E num ano com menos fartura de espaços (assim de cor, no passado já vimos concertos na Igreja de São Luís dos Franceses, Palácio da Independência – e o 1º de Dezembro está à porta -, Palácio Foz e Ateneu Comercial de Lisboa, entre vários outros), falhar a Casa do Alentejo constitui crime para o possuidor de pulseira. Desta forma, e falhado o fim do ainda adolescente Alfie Templeman (ouviram-se relatos de boa energia e muitas semelhanças faciais com o ator Daniel Radcliffe), seguiu-se para o pátio árabe até subir pelas escadarias junto de considerável fila até ao salão nobre, onde os argentinos Isla de Caras deram um concerto animado, embora a quantidade de gente e o ruído do burburinho impedisse de perceber exatamente o valor ao vivo das melodias de “Despacio” e “Partenaire” (muito longe dos momentos de beleza singela que Medeiros/Lucas e Paulo Bragança já nos proporcionaram naquele contexto).

Já na Garagem EPAL – outro caso de casa cheia e filas à porta -, o som dos Pluto, um dos mil projetos do inoxidável Manel Cruz, não sofreu desse problema.
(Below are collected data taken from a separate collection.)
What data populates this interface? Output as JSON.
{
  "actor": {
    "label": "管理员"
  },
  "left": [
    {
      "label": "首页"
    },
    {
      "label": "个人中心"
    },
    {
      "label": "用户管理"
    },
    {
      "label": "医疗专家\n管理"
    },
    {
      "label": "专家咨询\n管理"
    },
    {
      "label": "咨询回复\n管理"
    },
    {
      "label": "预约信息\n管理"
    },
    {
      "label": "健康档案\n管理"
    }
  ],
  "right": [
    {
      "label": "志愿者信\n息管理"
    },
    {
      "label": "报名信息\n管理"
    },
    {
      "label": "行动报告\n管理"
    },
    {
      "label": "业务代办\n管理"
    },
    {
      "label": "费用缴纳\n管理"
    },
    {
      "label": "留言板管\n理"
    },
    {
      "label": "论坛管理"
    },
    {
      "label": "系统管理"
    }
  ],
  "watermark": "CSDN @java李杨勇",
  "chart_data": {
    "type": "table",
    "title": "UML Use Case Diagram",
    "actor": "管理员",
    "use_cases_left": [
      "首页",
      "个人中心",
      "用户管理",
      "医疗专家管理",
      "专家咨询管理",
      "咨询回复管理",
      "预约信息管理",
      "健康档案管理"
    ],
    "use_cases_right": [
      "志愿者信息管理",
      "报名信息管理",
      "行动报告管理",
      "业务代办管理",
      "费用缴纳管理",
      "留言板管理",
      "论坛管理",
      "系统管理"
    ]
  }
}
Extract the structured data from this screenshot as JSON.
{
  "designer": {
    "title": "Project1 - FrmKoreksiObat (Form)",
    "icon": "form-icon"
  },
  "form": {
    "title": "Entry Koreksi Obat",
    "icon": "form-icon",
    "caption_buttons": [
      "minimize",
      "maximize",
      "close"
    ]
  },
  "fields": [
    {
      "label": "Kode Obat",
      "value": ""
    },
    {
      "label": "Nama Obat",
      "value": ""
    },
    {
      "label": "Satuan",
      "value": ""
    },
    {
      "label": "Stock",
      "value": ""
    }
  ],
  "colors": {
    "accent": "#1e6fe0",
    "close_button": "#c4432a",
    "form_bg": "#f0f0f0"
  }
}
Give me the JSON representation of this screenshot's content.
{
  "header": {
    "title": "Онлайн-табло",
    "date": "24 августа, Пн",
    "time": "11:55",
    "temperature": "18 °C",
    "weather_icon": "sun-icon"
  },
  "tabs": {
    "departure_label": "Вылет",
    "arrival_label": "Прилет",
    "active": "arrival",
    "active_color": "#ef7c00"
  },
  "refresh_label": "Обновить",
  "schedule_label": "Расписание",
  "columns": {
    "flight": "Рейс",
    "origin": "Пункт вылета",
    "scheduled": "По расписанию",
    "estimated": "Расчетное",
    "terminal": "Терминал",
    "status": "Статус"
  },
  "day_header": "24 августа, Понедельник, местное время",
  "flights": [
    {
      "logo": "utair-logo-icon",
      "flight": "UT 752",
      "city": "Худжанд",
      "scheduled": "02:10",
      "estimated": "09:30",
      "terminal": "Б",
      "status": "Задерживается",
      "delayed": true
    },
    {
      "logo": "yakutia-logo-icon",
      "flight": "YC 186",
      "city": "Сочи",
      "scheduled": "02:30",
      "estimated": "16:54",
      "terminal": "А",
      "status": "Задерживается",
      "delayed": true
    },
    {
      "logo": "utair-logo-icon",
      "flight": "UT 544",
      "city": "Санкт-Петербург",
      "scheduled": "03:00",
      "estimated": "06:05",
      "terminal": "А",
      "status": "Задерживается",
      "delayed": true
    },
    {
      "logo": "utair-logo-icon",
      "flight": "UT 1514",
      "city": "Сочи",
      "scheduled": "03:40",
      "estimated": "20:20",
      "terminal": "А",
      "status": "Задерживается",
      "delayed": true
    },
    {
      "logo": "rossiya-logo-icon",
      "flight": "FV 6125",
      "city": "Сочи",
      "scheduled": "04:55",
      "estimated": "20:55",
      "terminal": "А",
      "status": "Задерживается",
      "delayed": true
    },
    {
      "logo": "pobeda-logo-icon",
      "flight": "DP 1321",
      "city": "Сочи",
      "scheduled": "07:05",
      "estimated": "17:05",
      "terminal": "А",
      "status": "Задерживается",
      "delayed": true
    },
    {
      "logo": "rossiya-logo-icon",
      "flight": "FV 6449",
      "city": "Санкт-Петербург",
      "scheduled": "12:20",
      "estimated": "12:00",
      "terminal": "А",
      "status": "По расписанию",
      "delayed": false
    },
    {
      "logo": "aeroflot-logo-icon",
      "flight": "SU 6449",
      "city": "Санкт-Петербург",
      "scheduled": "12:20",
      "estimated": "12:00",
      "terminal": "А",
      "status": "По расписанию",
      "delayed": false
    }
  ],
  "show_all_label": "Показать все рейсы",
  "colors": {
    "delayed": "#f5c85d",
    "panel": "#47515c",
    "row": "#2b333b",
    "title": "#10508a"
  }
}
Com apenas um longa duração na discografia (Bom Dia, de 2004), este regresso a um espírito de rock de garagem clicou no ambiente em volta, com um público maioritariamente mais maduro a reconhecer “Bem Vindo a Ti” ou “Sexo Mono”, e a lembrar-se da primeira vez que a ouviram, há quase 20 anos. Os mais jovens que também pululavam, numa lógica normalmente de maior vai-vem, como seria de esperar, não terão também se sentido defraudados por uma atuação a mostrar boa forma e honestidade no cumprimento das expectativas. Fez sentido. Quem gostava ficou a gostar tanto ou mais, quem já implicava tem sempre outras paragens para seguir.
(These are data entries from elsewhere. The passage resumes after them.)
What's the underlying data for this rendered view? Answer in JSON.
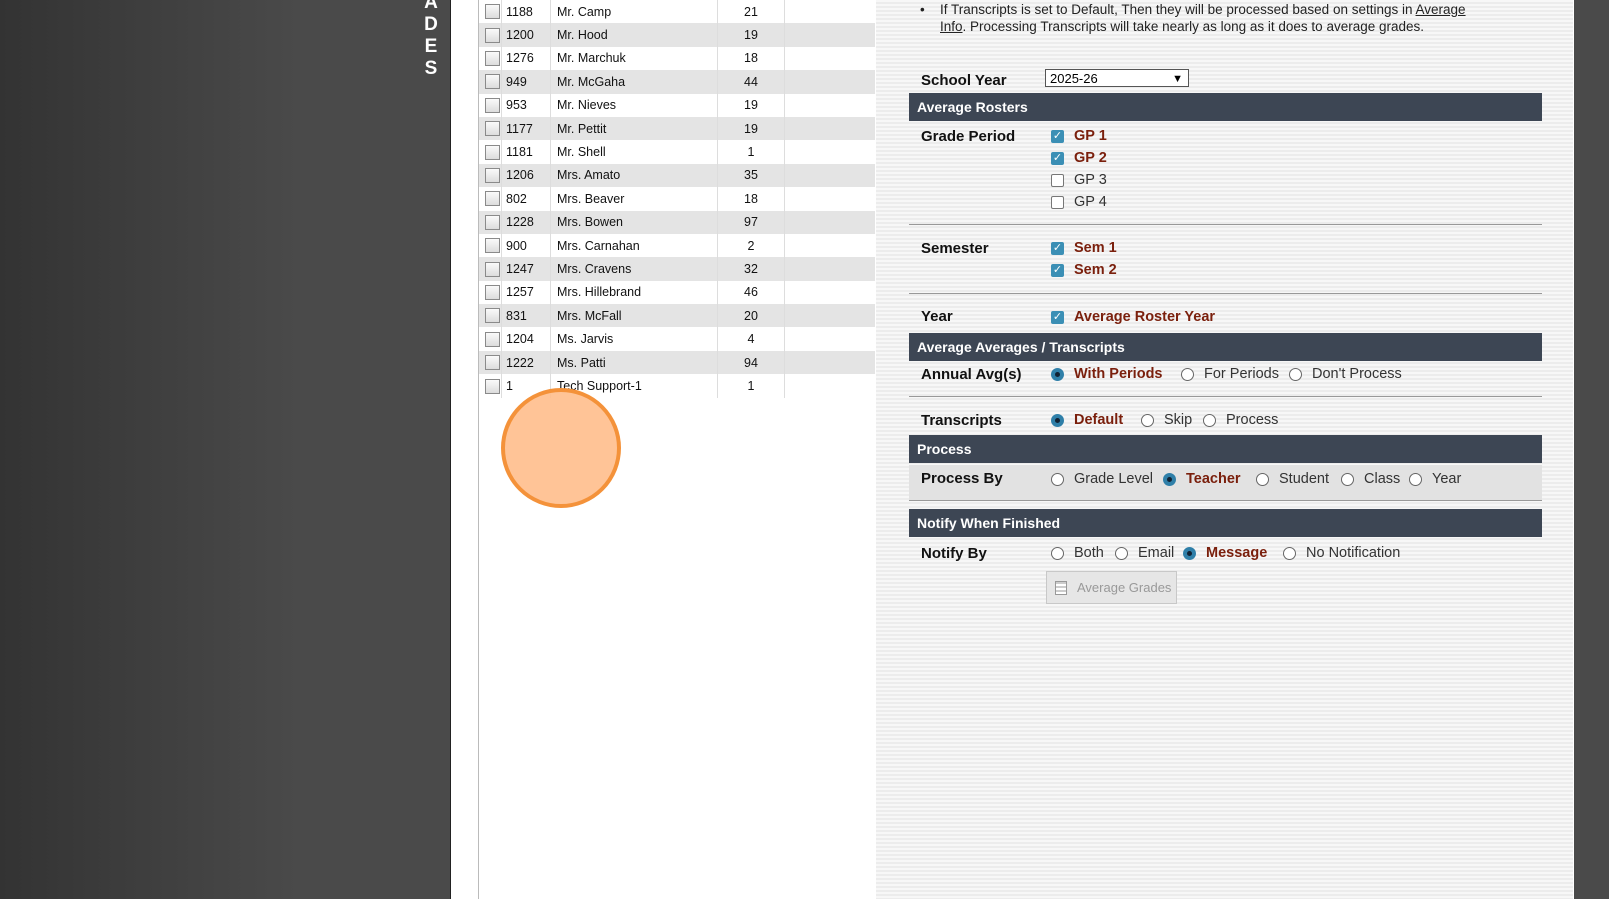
{
  "side_rail": {
    "letters": [
      "A",
      "D",
      "E",
      "S"
    ]
  },
  "teachers": [
    {
      "id": "1188",
      "name": "Mr. Camp",
      "count": "21"
    },
    {
      "id": "1200",
      "name": "Mr. Hood",
      "count": "19"
    },
    {
      "id": "1276",
      "name": "Mr. Marchuk",
      "count": "18"
    },
    {
      "id": "949",
      "name": "Mr. McGaha",
      "count": "44"
    },
    {
      "id": "953",
      "name": "Mr. Nieves",
      "count": "19"
    },
    {
      "id": "1177",
      "name": "Mr. Pettit",
      "count": "19"
    },
    {
      "id": "1181",
      "name": "Mr. Shell",
      "count": "1"
    },
    {
      "id": "1206",
      "name": "Mrs. Amato",
      "count": "35"
    },
    {
      "id": "802",
      "name": "Mrs. Beaver",
      "count": "18"
    },
    {
      "id": "1228",
      "name": "Mrs. Bowen",
      "count": "97"
    },
    {
      "id": "900",
      "name": "Mrs. Carnahan",
      "count": "2"
    },
    {
      "id": "1247",
      "name": "Mrs. Cravens",
      "count": "32"
    },
    {
      "id": "1257",
      "name": "Mrs. Hillebrand",
      "count": "46"
    },
    {
      "id": "831",
      "name": "Mrs. McFall",
      "count": "20"
    },
    {
      "id": "1204",
      "name": "Ms. Jarvis",
      "count": "4"
    },
    {
      "id": "1222",
      "name": "Ms. Patti",
      "count": "94"
    },
    {
      "id": "1",
      "name": "Tech Support-1",
      "count": "1"
    }
  ],
  "notes": {
    "line1": "If Transcripts is set to Default, Then they will be processed based on settings in",
    "link": "Average Info",
    "line2": ". Processing Transcripts will take nearly as long as it does to average grades."
  },
  "school_year": {
    "label": "School Year",
    "value": "2025-26"
  },
  "average_rosters": {
    "header": "Average Rosters",
    "grade_period": {
      "label": "Grade Period",
      "options": [
        {
          "label": "GP 1",
          "checked": true
        },
        {
          "label": "GP 2",
          "checked": true
        },
        {
          "label": "GP 3",
          "checked": false
        },
        {
          "label": "GP 4",
          "checked": false
        }
      ]
    },
    "semester": {
      "label": "Semester",
      "options": [
        {
          "label": "Sem 1",
          "checked": true
        },
        {
          "label": "Sem 2",
          "checked": true
        }
      ]
    },
    "year": {
      "label": "Year",
      "option": "Average Roster Year",
      "checked": true
    }
  },
  "average_averages": {
    "header": "Average Averages / Transcripts",
    "annual": {
      "label": "Annual Avg(s)",
      "options": [
        "With Periods",
        "For Periods",
        "Don't Process"
      ],
      "selected": "With Periods"
    },
    "transcripts": {
      "label": "Transcripts",
      "options": [
        "Default",
        "Skip",
        "Process"
      ],
      "selected": "Default"
    }
  },
  "process": {
    "header": "Process",
    "label": "Process By",
    "options": [
      "Grade Level",
      "Teacher",
      "Student",
      "Class",
      "Year"
    ],
    "selected": "Teacher"
  },
  "notify": {
    "header": "Notify When Finished",
    "label": "Notify By",
    "options": [
      "Both",
      "Email",
      "Message",
      "No Notification"
    ],
    "selected": "Message"
  },
  "button": {
    "label": "Average Grades"
  },
  "colors": {
    "section_bar": "#3d4654",
    "selected_text": "#7a1f0c",
    "check_blue": "#3b8fb5",
    "cursor": "#f4923a"
  }
}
Mas a noite era evidentemente de Ana Moura. Num anúncio já dado em novembro, quase em cima da hora, a apresentação de Casa Guilhemina no Cineteatro Capitólio aumentou muito o nível de burburinho perante toda excitação na reação ao disco, e levantou surpresa a forma como a sala estava confortável em termos de espaço. Com a chegada da fadista, o cenário estava bem composto, mas não se compreende a necessidade de ter deixado gente na fila à espera. Quando saímos um pouco antes do fim, já vimos a sala muito mais cheia no modo em pé. Certamente que isso não é culpa da fadista, de André Moreira e de Bruno Chaveiro (totalmente descrição perante o brilho dos focos no vestido branco da artista de Santarém), que deram tudo. Com um discurso forte mas doce, incluindo referências à avó que deu o nome da gravação e à mãe e família na primeira fila, foi com “Estranha Forma de Vida”, clássico absoluto assinado por Alfredo Duarte e Amália Rodrigues e um dos cânones amalianos, que se iniciou o concerto, e onde se mostrou que gosta de trilhar caminhos novos, mas sabe bem de onde vem.
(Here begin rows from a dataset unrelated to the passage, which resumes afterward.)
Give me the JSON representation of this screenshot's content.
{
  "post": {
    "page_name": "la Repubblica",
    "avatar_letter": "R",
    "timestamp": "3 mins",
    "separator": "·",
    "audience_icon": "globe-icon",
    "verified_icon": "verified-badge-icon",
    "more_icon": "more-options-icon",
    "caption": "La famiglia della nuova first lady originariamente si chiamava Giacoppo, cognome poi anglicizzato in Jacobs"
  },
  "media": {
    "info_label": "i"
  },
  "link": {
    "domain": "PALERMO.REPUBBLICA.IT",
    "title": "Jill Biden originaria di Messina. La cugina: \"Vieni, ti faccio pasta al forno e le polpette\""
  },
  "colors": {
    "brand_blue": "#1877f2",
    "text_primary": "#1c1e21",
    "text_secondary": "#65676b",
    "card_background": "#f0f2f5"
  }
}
Como se esperava, foi uma viagem por várias influências, desde “Calunga” a “Jacarandá” (Angola e Bonga muito presente ao longo da noite) ao sucesso de “Andorinha” ou ao regresso ao fado-raíz de “Nossa Senhora das Dores”, fica claro que Ana Moura está no auge das suas capacidades enquanto artista, e destila isso por onde passa. É um dos marcos da música portuguesa em 2022 e seguramente que este concerto de uma hora irá gerar descendência mais longa noutras apresentações ao vivo.

Falhado o objetivo de apanhar o fim dos galeses Buzzard Buzzard Buzzard na Estação do Rossio (fica a lição renovada que, com concertos tão secos na duração e algum tempo na deslocação, há que refrear ambições), só havia um destino – Ela Minus no Coliseu dos Recreios. E foi escolha acertada a de colocar a colombiana radicada em Nova Iorque, com a plateia a servir de zona de passagem já madrugada adentro, mas sempre bem composta para ver Minus sozinha mas repleta de equipamento à volta, e a fazer a festa sozinha, enchendo o palco de um lado para o outro num cenário de sombras. A eletropop dançável de acts of rebellion, gravado em casa em 2020, não tem medo dos grandes palcos, desde o sussurro crescente de  “dominique” aos beats de “they told us it was hard, but they were wrong”, com direito a projeção de imagens com o longo nome da faixa. Belo fim de dia do SBES e a pedir concerto numa sala como a cave do Lux. Para já, está prevista ir ao próximo festival Tremor, nos Açores.